Exclusif : en Libye, l’éprouvante détention de migrants subsahariens

Depuis la chute du régime de Mouammar Kadhafi en 2011, l’absence d’un État en Libye favorise les trafics en tous genres, notamment ceux des migrants. Chaque jour, des embarcations de fortune partent les côtes libyennes pour rejoindre l’Europe. Certains réussissent la traversée, d’autres se font arrêter sur le sol libyen. Notre reporter Roméo Langlois s’est rendu dans une prison de Tripoli où il a rencontré des migrants affirmant être victimes de brimades.

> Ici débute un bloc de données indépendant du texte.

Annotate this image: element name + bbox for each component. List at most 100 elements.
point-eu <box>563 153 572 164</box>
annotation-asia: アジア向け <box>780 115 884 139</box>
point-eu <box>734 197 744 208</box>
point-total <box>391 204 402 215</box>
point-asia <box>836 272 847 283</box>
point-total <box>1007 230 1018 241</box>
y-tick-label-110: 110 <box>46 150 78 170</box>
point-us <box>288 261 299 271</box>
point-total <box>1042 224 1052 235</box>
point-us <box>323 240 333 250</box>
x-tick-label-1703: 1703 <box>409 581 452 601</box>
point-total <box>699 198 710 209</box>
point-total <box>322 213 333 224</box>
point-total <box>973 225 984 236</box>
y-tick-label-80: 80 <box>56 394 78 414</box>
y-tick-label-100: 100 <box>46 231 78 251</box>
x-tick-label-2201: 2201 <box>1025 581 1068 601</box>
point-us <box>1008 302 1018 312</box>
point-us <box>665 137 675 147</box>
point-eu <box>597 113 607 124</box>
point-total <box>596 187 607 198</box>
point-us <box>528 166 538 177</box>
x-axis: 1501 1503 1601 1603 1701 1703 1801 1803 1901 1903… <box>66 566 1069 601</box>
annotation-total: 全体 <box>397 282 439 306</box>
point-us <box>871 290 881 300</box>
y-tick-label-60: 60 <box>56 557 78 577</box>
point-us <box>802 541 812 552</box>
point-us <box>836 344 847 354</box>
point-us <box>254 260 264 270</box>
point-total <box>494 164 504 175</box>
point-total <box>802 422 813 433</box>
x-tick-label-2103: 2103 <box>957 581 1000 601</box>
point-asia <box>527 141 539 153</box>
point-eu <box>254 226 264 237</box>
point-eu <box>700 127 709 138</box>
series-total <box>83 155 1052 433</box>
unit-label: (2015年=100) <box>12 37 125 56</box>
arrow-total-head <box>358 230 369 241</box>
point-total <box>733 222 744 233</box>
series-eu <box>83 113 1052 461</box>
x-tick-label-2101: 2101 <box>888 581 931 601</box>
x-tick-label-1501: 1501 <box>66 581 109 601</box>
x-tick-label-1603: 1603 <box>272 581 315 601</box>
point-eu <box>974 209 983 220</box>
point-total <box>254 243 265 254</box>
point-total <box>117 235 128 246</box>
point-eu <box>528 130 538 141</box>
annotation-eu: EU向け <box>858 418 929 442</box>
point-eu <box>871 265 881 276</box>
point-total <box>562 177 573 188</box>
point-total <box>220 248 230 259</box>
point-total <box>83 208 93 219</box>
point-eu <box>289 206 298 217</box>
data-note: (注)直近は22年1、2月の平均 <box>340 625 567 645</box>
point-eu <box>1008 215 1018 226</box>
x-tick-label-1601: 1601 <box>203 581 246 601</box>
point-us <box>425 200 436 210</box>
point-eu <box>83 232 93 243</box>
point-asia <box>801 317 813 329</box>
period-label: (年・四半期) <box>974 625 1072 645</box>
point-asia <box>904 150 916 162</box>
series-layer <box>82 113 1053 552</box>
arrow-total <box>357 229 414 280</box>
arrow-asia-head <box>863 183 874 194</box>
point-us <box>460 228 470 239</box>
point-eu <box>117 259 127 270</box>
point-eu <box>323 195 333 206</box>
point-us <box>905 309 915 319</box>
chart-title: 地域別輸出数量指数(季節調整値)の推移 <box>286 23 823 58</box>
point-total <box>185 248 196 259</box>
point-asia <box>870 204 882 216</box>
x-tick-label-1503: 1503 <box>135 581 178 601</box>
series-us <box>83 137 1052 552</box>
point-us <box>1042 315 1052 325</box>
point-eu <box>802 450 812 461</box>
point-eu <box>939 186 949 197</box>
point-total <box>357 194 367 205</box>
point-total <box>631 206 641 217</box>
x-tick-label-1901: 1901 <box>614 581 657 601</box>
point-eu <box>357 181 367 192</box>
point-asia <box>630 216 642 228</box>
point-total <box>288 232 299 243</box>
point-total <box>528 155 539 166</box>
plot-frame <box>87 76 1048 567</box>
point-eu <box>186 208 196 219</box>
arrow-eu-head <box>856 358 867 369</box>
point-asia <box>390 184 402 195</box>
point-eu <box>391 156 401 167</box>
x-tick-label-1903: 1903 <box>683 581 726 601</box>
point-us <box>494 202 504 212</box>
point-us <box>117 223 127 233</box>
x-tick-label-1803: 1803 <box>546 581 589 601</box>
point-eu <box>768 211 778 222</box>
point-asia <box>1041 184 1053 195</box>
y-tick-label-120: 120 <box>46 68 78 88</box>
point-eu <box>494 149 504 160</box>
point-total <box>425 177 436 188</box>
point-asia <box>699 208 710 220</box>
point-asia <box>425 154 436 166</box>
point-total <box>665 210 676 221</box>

Lorsqu’on évoque la crise migratoire en Méditerranée, la Libye est souvent décrite comme "un verrou qui aurait sauté". Depuis la chute d’un pouvoir central fort, le pays est miné par les violences entre milices et factions politiques rivales. Cette instabilité fait les beaux jours de groupes criminels qui ont fait du littoral libyen l’un des principaux points d’embarquement clandestin vers l’Europe.

Pourtant, pour les milliers de migrants subsahariens qui fuient guerres, régimes corrompus et difficultés économiques, la Libye est tout sauf une terre d’accueil. Passages à tabac, arrestations arbitraires, confiscation de documents… les violations des droits de l’Homme sont nombreuses.

Dans le centre de détention de Tripoli, géré par le gouvernement rebelle de la capitale libyenne, près de 20 000 migrants attendent d’être libérés. "C’est un gros problème. Il faut les nourrir, tous ces gens, les loger. L’Europe nous en laisse l’entière responsabilité. Pareil pour les pays voisins, ils ne font rien pour nous aider. Le Niger, par exemple, devrait surveiller ses frontières, et stopper le flux migratoire", soupire Nasr Ahzam, directeur de la prison.

"Franchement, ça fait deux mois qu’on est là, on est fatigué, on ne mange pas. On nous frappe chaque jour. Comme des esclaves. Hier dans la nuit, il y a quelqu’un qui s’est fait casser le pied, un autre qui s’est fait casser le bras…", témoigne un migrant, lui aussi sous couvert d’anonymat.

"S’il y en a un qui se plaint d’avoir été maltraité, qu’il vienne me voir, je discuterai avec lui, assure Nasr Ahzam. Qu’ils me disent comment on l’a battu et pourquoi. Il y a certainement une raison. Ceux qui se tiennent bien, il n’y a aucune raison qu’on les maltraite."

En Libye, deux gouvernements rivaux s’affrontent par milices interposées. La communauté internationale refuse de reconnaître celui de Tripoli. Alors pour forcer l’Europe au dialogue, la politique migratoire constitue un levier de poids. "Il faut que les pays voisins et l’Union européenne coopèrent avec nous, qu’ils nous voient comme des partenaires. Sans politiser la question intérieure libyenne, comme font certains pays européens", affirme Mohammed Shaeiter, ministre de l’Intérieur du gouvernement de Tripoli.